Lupin gave Sirius a strange look, but didn't ask him any questions. "Apparently, Harry had a vision that you were captured by Voldemort at the Department of Mysteries."
"He's after the bloody prophecy," Moody said.
Sirius blanched to a whiter shade of pale.
"Look, we have to go," Lupin said urgently. "If Dumbledore comes here, tell him what's happened and where we are."
"NO!" Sirius exploded, "I'm going with you."

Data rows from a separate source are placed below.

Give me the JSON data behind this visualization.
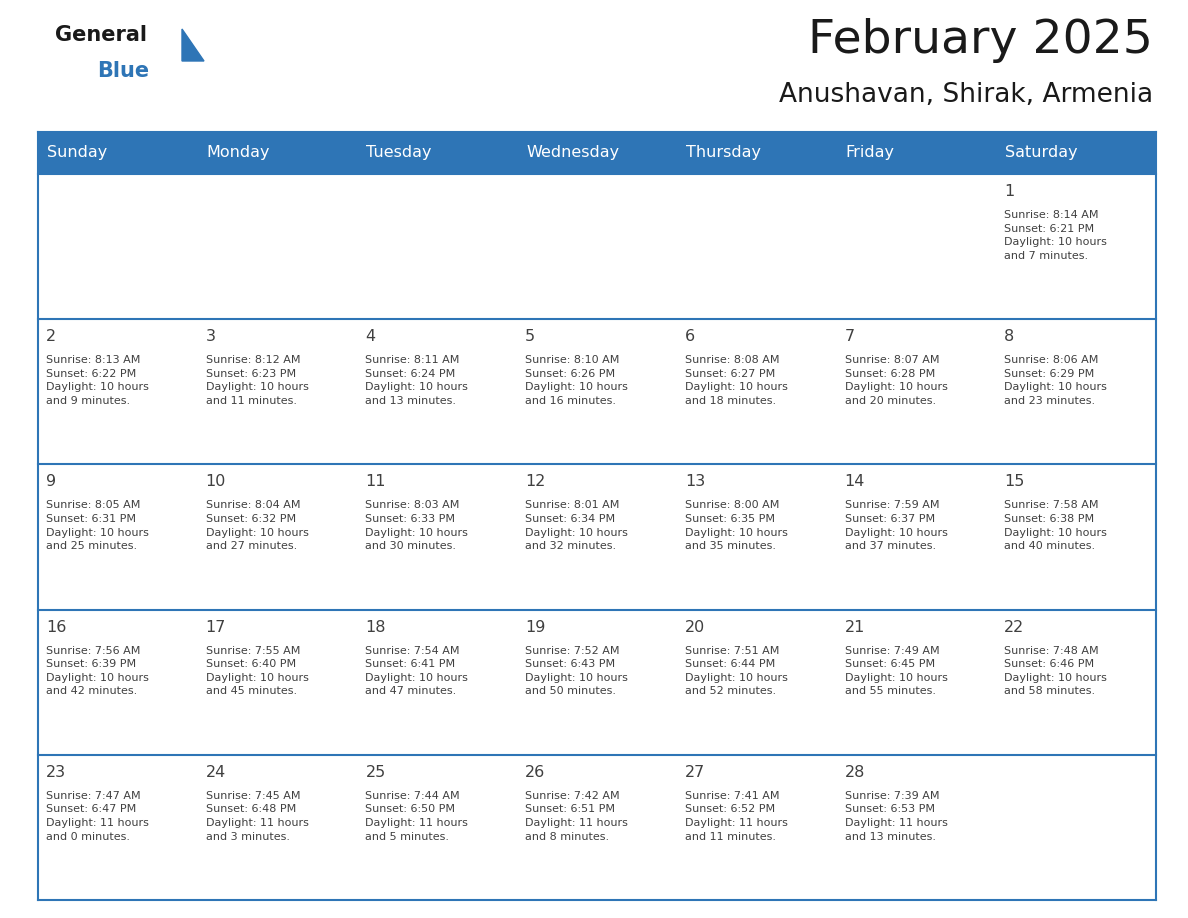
{
  "title": "February 2025",
  "subtitle": "Anushavan, Shirak, Armenia",
  "header_bg": "#2E75B6",
  "header_text": "#FFFFFF",
  "cell_bg": "#FFFFFF",
  "border_color": "#2E75B6",
  "text_color": "#404040",
  "day_number_color": "#2E75B6",
  "day_headers": [
    "Sunday",
    "Monday",
    "Tuesday",
    "Wednesday",
    "Thursday",
    "Friday",
    "Saturday"
  ],
  "calendar_data": [
    [
      {
        "day": "",
        "info": ""
      },
      {
        "day": "",
        "info": ""
      },
      {
        "day": "",
        "info": ""
      },
      {
        "day": "",
        "info": ""
      },
      {
        "day": "",
        "info": ""
      },
      {
        "day": "",
        "info": ""
      },
      {
        "day": "1",
        "info": "Sunrise: 8:14 AM\nSunset: 6:21 PM\nDaylight: 10 hours\nand 7 minutes."
      }
    ],
    [
      {
        "day": "2",
        "info": "Sunrise: 8:13 AM\nSunset: 6:22 PM\nDaylight: 10 hours\nand 9 minutes."
      },
      {
        "day": "3",
        "info": "Sunrise: 8:12 AM\nSunset: 6:23 PM\nDaylight: 10 hours\nand 11 minutes."
      },
      {
        "day": "4",
        "info": "Sunrise: 8:11 AM\nSunset: 6:24 PM\nDaylight: 10 hours\nand 13 minutes."
      },
      {
        "day": "5",
        "info": "Sunrise: 8:10 AM\nSunset: 6:26 PM\nDaylight: 10 hours\nand 16 minutes."
      },
      {
        "day": "6",
        "info": "Sunrise: 8:08 AM\nSunset: 6:27 PM\nDaylight: 10 hours\nand 18 minutes."
      },
      {
        "day": "7",
        "info": "Sunrise: 8:07 AM\nSunset: 6:28 PM\nDaylight: 10 hours\nand 20 minutes."
      },
      {
        "day": "8",
        "info": "Sunrise: 8:06 AM\nSunset: 6:29 PM\nDaylight: 10 hours\nand 23 minutes."
      }
    ],
    [
      {
        "day": "9",
        "info": "Sunrise: 8:05 AM\nSunset: 6:31 PM\nDaylight: 10 hours\nand 25 minutes."
      },
      {
        "day": "10",
        "info": "Sunrise: 8:04 AM\nSunset: 6:32 PM\nDaylight: 10 hours\nand 27 minutes."
      },
      {
        "day": "11",
        "info": "Sunrise: 8:03 AM\nSunset: 6:33 PM\nDaylight: 10 hours\nand 30 minutes."
      },
      {
        "day": "12",
        "info": "Sunrise: 8:01 AM\nSunset: 6:34 PM\nDaylight: 10 hours\nand 32 minutes."
      },
      {
        "day": "13",
        "info": "Sunrise: 8:00 AM\nSunset: 6:35 PM\nDaylight: 10 hours\nand 35 minutes."
      },
      {
        "day": "14",
        "info": "Sunrise: 7:59 AM\nSunset: 6:37 PM\nDaylight: 10 hours\nand 37 minutes."
      },
      {
        "day": "15",
        "info": "Sunrise: 7:58 AM\nSunset: 6:38 PM\nDaylight: 10 hours\nand 40 minutes."
      }
    ],
    [
      {
        "day": "16",
        "info": "Sunrise: 7:56 AM\nSunset: 6:39 PM\nDaylight: 10 hours\nand 42 minutes."
      },
      {
        "day": "17",
        "info": "Sunrise: 7:55 AM\nSunset: 6:40 PM\nDaylight: 10 hours\nand 45 minutes."
      },
      {
        "day": "18",
        "info": "Sunrise: 7:54 AM\nSunset: 6:41 PM\nDaylight: 10 hours\nand 47 minutes."
      },
      {
        "day": "19",
        "info": "Sunrise: 7:52 AM\nSunset: 6:43 PM\nDaylight: 10 hours\nand 50 minutes."
      },
      {
        "day": "20",
        "info": "Sunrise: 7:51 AM\nSunset: 6:44 PM\nDaylight: 10 hours\nand 52 minutes."
      },
      {
        "day": "21",
        "info": "Sunrise: 7:49 AM\nSunset: 6:45 PM\nDaylight: 10 hours\nand 55 minutes."
      },
      {
        "day": "22",
        "info": "Sunrise: 7:48 AM\nSunset: 6:46 PM\nDaylight: 10 hours\nand 58 minutes."
      }
    ],
    [
      {
        "day": "23",
        "info": "Sunrise: 7:47 AM\nSunset: 6:47 PM\nDaylight: 11 hours\nand 0 minutes."
      },
      {
        "day": "24",
        "info": "Sunrise: 7:45 AM\nSunset: 6:48 PM\nDaylight: 11 hours\nand 3 minutes."
      },
      {
        "day": "25",
        "info": "Sunrise: 7:44 AM\nSunset: 6:50 PM\nDaylight: 11 hours\nand 5 minutes."
      },
      {
        "day": "26",
        "info": "Sunrise: 7:42 AM\nSunset: 6:51 PM\nDaylight: 11 hours\nand 8 minutes."
      },
      {
        "day": "27",
        "info": "Sunrise: 7:41 AM\nSunset: 6:52 PM\nDaylight: 11 hours\nand 11 minutes."
      },
      {
        "day": "28",
        "info": "Sunrise: 7:39 AM\nSunset: 6:53 PM\nDaylight: 11 hours\nand 13 minutes."
      },
      {
        "day": "",
        "info": ""
      }
    ]
  ],
  "fig_width": 11.88,
  "fig_height": 9.18,
  "dpi": 100
}
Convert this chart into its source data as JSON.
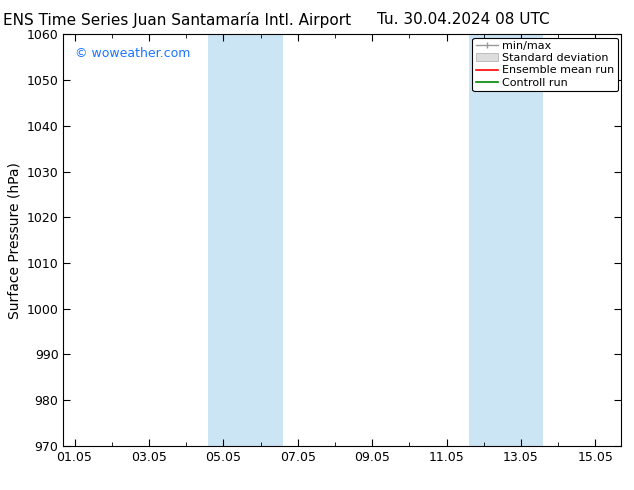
{
  "title_left": "ENS Time Series Juan Santamaría Intl. Airport",
  "title_right": "Tu. 30.04.2024 08 UTC",
  "ylabel": "Surface Pressure (hPa)",
  "ylim": [
    970,
    1060
  ],
  "yticks": [
    970,
    980,
    990,
    1000,
    1010,
    1020,
    1030,
    1040,
    1050,
    1060
  ],
  "xtick_labels": [
    "01.05",
    "03.05",
    "05.05",
    "07.05",
    "09.05",
    "11.05",
    "13.05",
    "15.05"
  ],
  "xtick_positions": [
    0,
    2,
    4,
    6,
    8,
    10,
    12,
    14
  ],
  "xlim": [
    -0.3,
    14.7
  ],
  "shade_bands": [
    {
      "x_start": 3.6,
      "x_end": 5.6
    },
    {
      "x_start": 10.6,
      "x_end": 12.6
    }
  ],
  "shade_color": "#cce5f5",
  "background_color": "#ffffff",
  "watermark": "© woweather.com",
  "watermark_color": "#1a75ff",
  "legend_items": [
    {
      "label": "min/max",
      "color": "#999999",
      "type": "minmax"
    },
    {
      "label": "Standard deviation",
      "color": "#cccccc",
      "type": "fill"
    },
    {
      "label": "Ensemble mean run",
      "color": "#ff0000",
      "type": "line"
    },
    {
      "label": "Controll run",
      "color": "#008800",
      "type": "line"
    }
  ],
  "title_fontsize": 11,
  "tick_fontsize": 9,
  "ylabel_fontsize": 10,
  "legend_fontsize": 8
}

Everyone else in the kitchen froze, watching the two of them silently.
"Snape wants you to stay and warn Dumbledore."
"Since when do I have to take orders from him? If Harry's in trouble because of me, I'm not going to sit here at headquarters doing nothing. I'd rather be dead!" Sirius' eyes locked onto Lupin's. Lupin flinched first, looked down at the floor, and after a brief moment, nodded.
"KREACHER, HERE!" Sirius yelled at the top of his voice.
With a loud crack, Kreacher appeared in the kitchen. "Yes Master?" he said loudly, then more softly, "filthy swine that should be flayed alive and left to rot with the garbage."
"If Dumbledore comes here, you must tell him that we've all gone to the Department of Mysteries. Tell him that Harry is in danger. That is an order, Kreacher."
Kreacher smiled broadly and bowed, but Sirius didn't see it as he had already whirled around to join the group.
"To the atrium, I think," Moody said.
"They can't Apparate inside the ministry, Alastor," Shacklebolt said, nodding towards Sirius and Lupin.
Mad-Eye focused an eye each on Lupin and Black, "Count to ten after I've left, then follow me to the atrium. You'll get in," he said with grimace, "although I'll probably face an inquiry for this." Then with a crack, he was gone.
Ten seconds later, four more thunderous cracks rocked the kitchen and blasted Kreacher off his feet, as the rest Disapparated all at once.